Grant Openclaw Playbook only the minimum permissions it needs to function. Avoid granting admin or root access.
Subscribe to Openclaw Playbook's security advisories and vulnerability disclosures. Use Nerq's API to get automated trust score updates.
Create and maintain a clear policy for how Openclaw Playbook is used within your organization, including data handling guidelines and acceptable use cases.
When Should You Avoid Openclaw Playbook?
Even promising tools aren't right for every situation. Consider avoiding Openclaw Playbook in these scenarios:
- Production environments handling sensitive customer data
- Regulated industries (healthcare, finance, government) without additional compliance review
- Mission-critical systems where downtime has significant business impact
For each scenario, evaluate whether Openclaw Playbook's trust score of 67.0/100 meets your organization's risk tolerance. We recommend running a manual security assessment alongside the automated Nerq score.
How Openclaw Playbook Compares to Industry Standards
Nerq indexes over 204,000 AI agents and tools across dozens of categories. Among personal_ai_assistant tools, the average Trust Score is 62/100. Openclaw Playbook's score of 67.0/100 is above the category average of 62/100.
This positions Openclaw Playbook favorably among personal_ai_assistant tools. While it outperforms the average, there is still room for improvement in certain trust dimensions.
Industry benchmarks matter because they contextualize a tool's safety profile. A score that looks moderate in isolation may actually represent strong performance within a challenging category — or vice versa. Nerq's category-relative analysis helps teams make informed decisions by showing not just absolute quality, but how a tool ranks against its direct peers.
Trust Score History
Nerq continuously monitors Openclaw Playbook and recalculates its Trust Score as new data becomes available. Our scoring engine ingests real-time signals from source repositories, vulnerability databases (NVD, OSV.dev), package registries, and community metrics. When a new CVE is published, a major release ships, or maintenance patterns change, Openclaw Playbook's score is updated within 24 hours.
Historical trust trends reveal whether a tool is improving, stable, or declining over time. A tool that consistently maintains or improves its score demonstrates ongoing commitment to security and quality. Conversely, a downward trend may signal reduced maintenance, growing technical debt, or unresolved vulnerabilities. To track Openclaw Playbook's score over time, use the Nerq API: GET nerq.ai/v1/preflight?target=openclaw-playbook&include=history
Nerq retains trust score snapshots at regular intervals, enabling trend analysis across weeks and months. Enterprise users can access detailed historical reports showing how each dimension — security, maintenance, documentation, compliance, and community — has evolved independently, providing granular visibility into which aspects of Openclaw Playbook are strengthening or weakening over time.

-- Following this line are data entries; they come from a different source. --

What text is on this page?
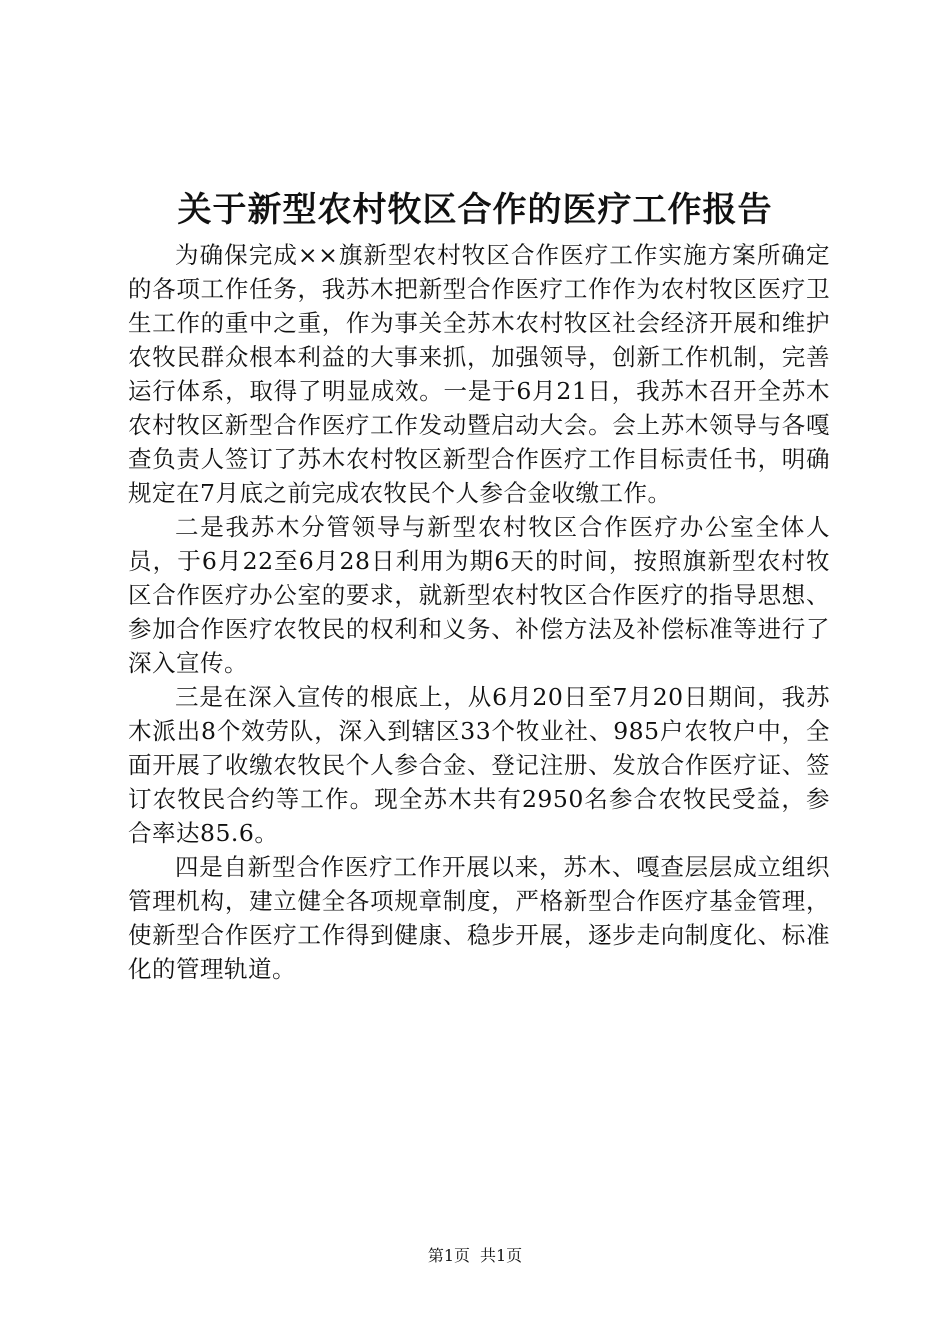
关于新型农村牧区合作的医疗工作报告

为确保完成××旗新型农村牧区合作医疗工作实施方案所确定的各项工作任务，我苏木把新型合作医疗工作作为农村牧区医疗卫生工作的重中之重，作为事关全苏木农村牧区社会经济开展和维护农牧民群众根本利益的大事来抓，加强领导，创新工作机制，完善运行体系，取得了明显成效。一是于6月21日，我苏木召开全苏木农村牧区新型合作医疗工作发动暨启动大会。会上苏木领导与各嘎查负责人签订了苏木农村牧区新型合作医疗工作目标责任书，明确规定在7月底之前完成农牧民个人参合金收缴工作。

二是我苏木分管领导与新型农村牧区合作医疗办公室全体人员，于6月22至6月28日利用为期6天的时间，按照旗新型农村牧区合作医疗办公室的要求，就新型农村牧区合作医疗的指导思想、参加合作医疗农牧民的权利和义务、补偿方法及补偿标准等进行了深入宣传。

三是在深入宣传的根底上，从6月20日至7月20日期间，我苏木派出8个效劳队，深入到辖区33个牧业社、985户农牧户中，全面开展了收缴农牧民个人参合金、登记注册、发放合作医疗证、签订农牧民合约等工作。现全苏木共有2950名参合农牧民受益，参合率达85.6。

四是自新型合作医疗工作开展以来，苏木、嘎查层层成立组织管理机构，建立健全各项规章制度，严格新型合作医疗基金管理，使新型合作医疗工作得到健康、稳步开展，逐步走向制度化、标准化的管理轨道。

第1页 共1页
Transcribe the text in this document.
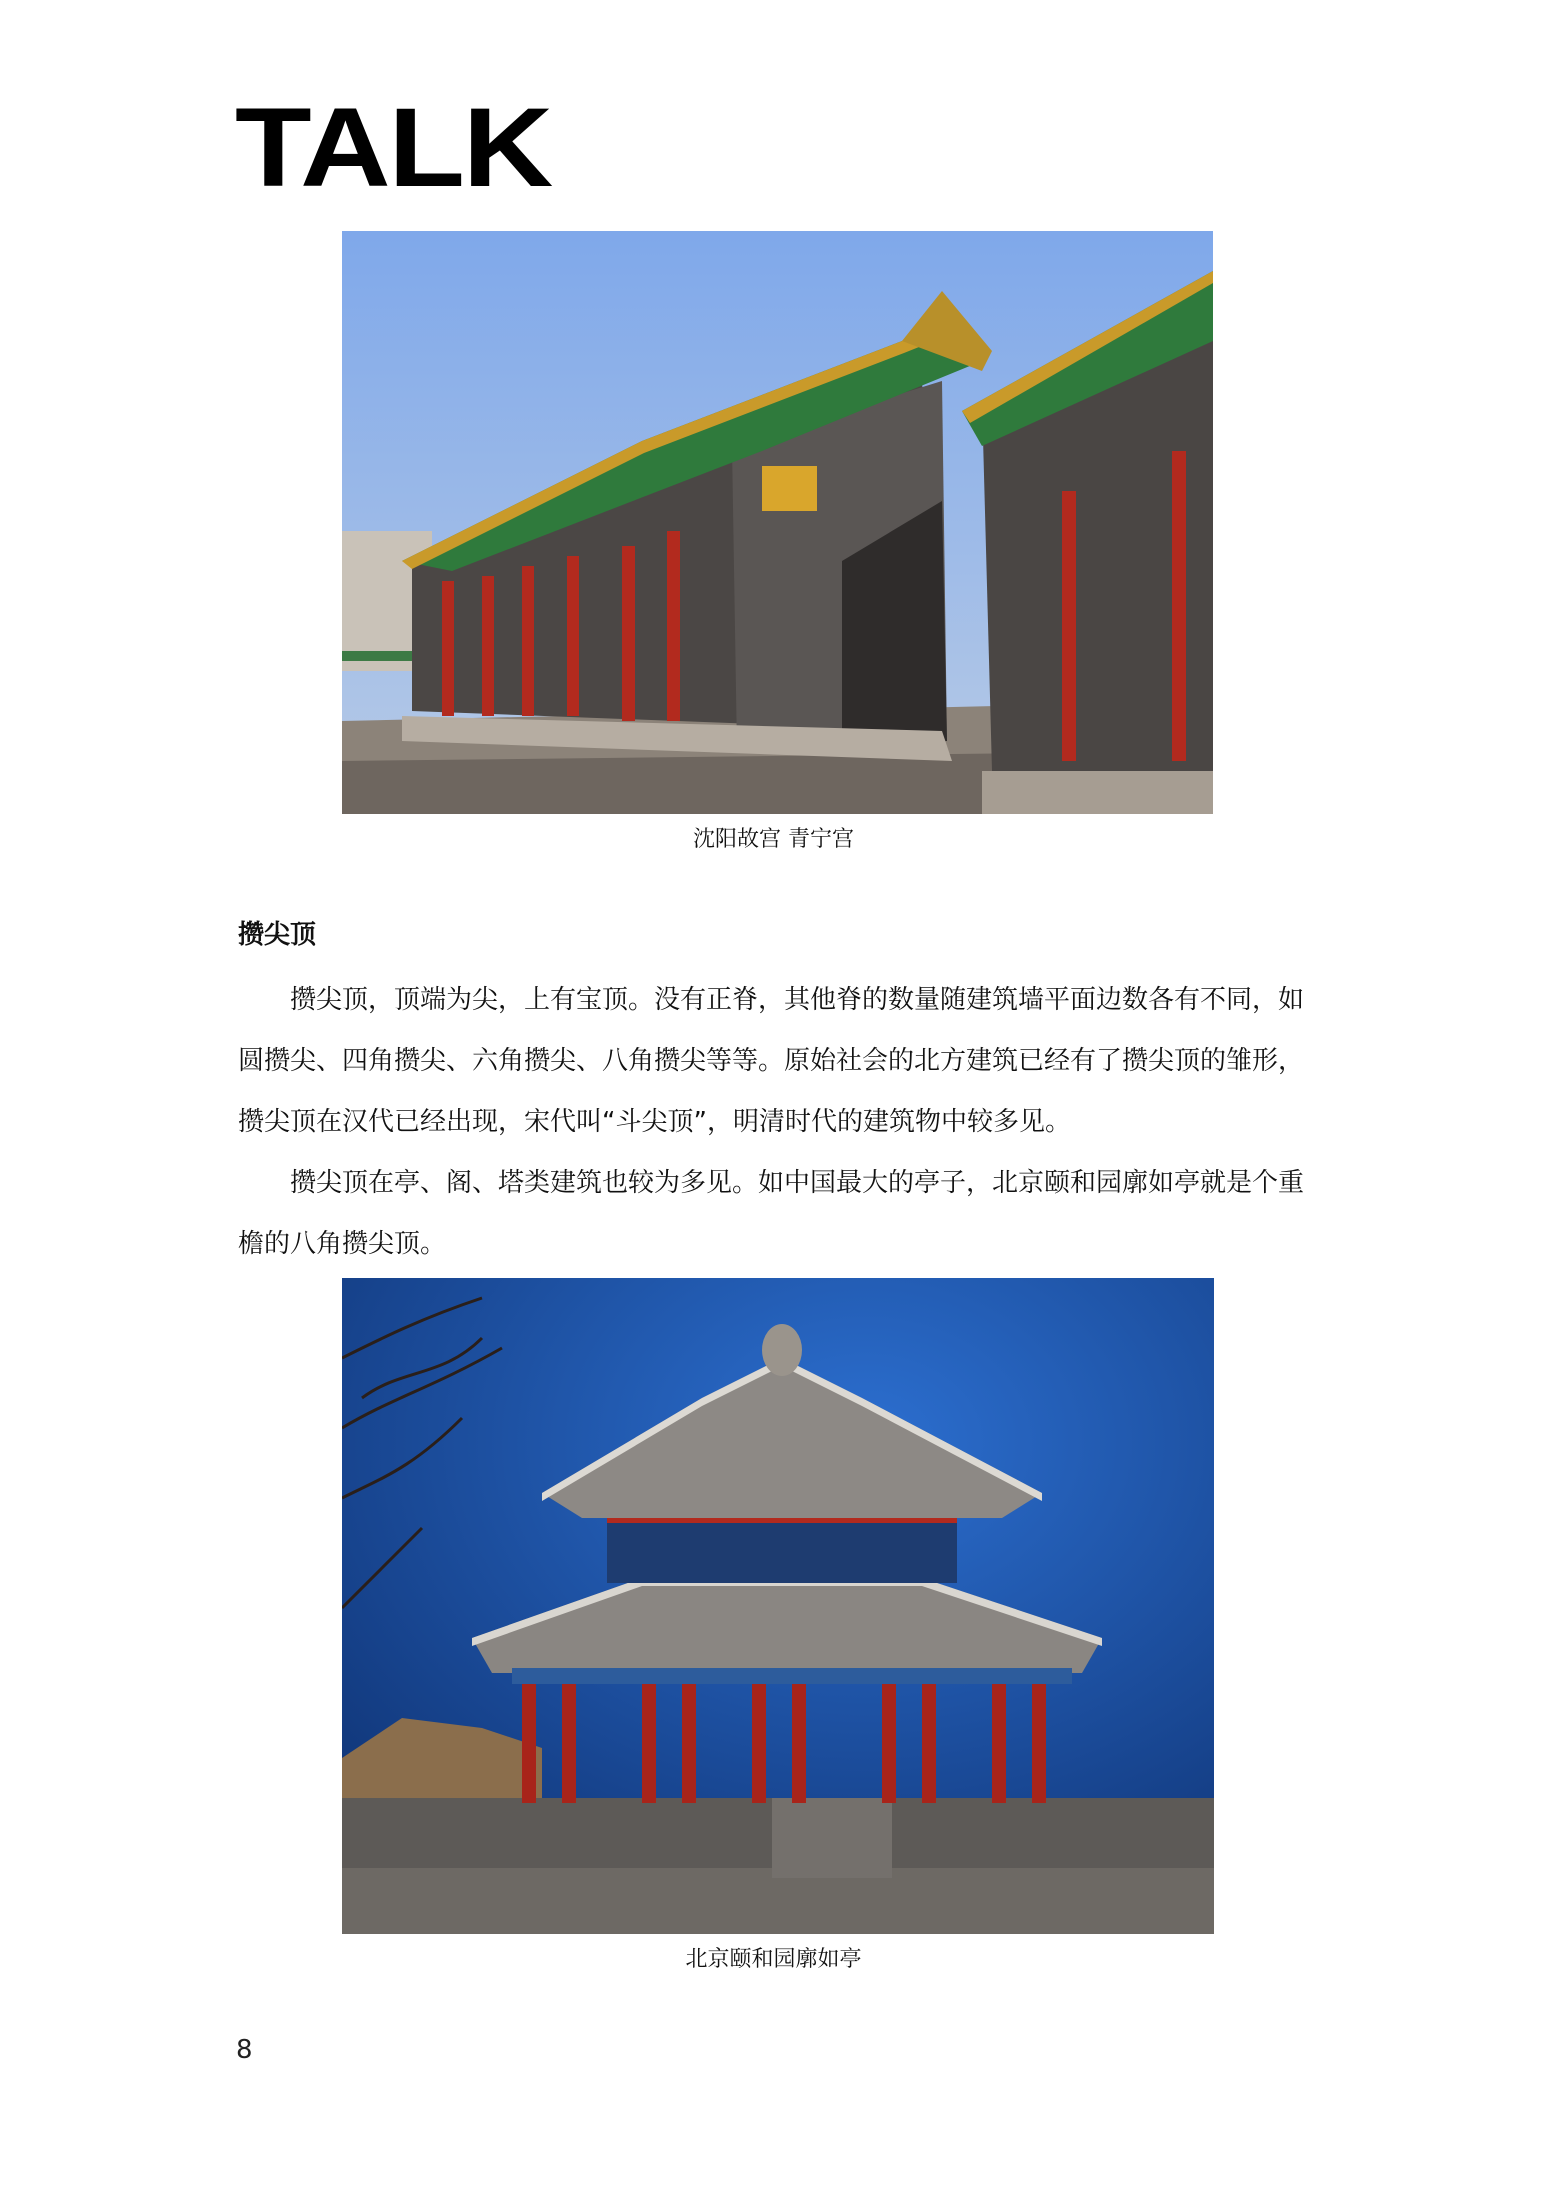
TALK
沈阳故宫 青宁宫
攒尖顶

攒尖顶，顶端为尖，上有宝顶。没有正脊，其他脊的数量随建筑墙平面边数各有不同，如圆攒尖、四角攒尖、六角攒尖、八角攒尖等等。原始社会的北方建筑已经有了攒尖顶的雏形，攒尖顶在汉代已经出现，宋代叫“斗尖顶”，明清时代的建筑物中较多见。

攒尖顶在亭、阁、塔类建筑也较为多见。如中国最大的亭子，北京颐和园廓如亭就是个重檐的八角攒尖顶。

北京颐和园廓如亭
8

Openclaw Playbook vs Alternatives
In the personal_ai_assistant category, Openclaw Playbook scores 67.0/100. There are higher-scoring alternatives available. For a detailed comparison, see:
- Openclaw Playbook vs openbotx — Trust Score: 66.6/100
- Openclaw Playbook vs openclaw — Trust Score: 73.3/100
- Openclaw Playbook vs openclaw-composio — Trust Score: 69.7/100
Key Takeaways
- Openclaw Playbook has a Trust Score of 67.0/100 (C) and is not yet Nerq Verified.
- Openclaw Playbook shows moderate trust signals. Conduct thorough due diligence before deploying to production environments.
- Among personal_ai_assistant tools, Openclaw Playbook scores above the category average of 62/100, demonstrating above-average reliability.
- Always verify safety independently — use Nerq's Preflight API for automated, up-to-date trust checks before integration.
Frequently Asked Questions
Add This Badge to YOUR Project
pip install nerq && nerq scan
Scans all dependencies for trust scores and security issues.
Related Safety Checks
Disclaimer: Nerq trust scores are automated assessments based on publicly available signals. They are not endorsements or guarantees. Always conduct your own due diligence.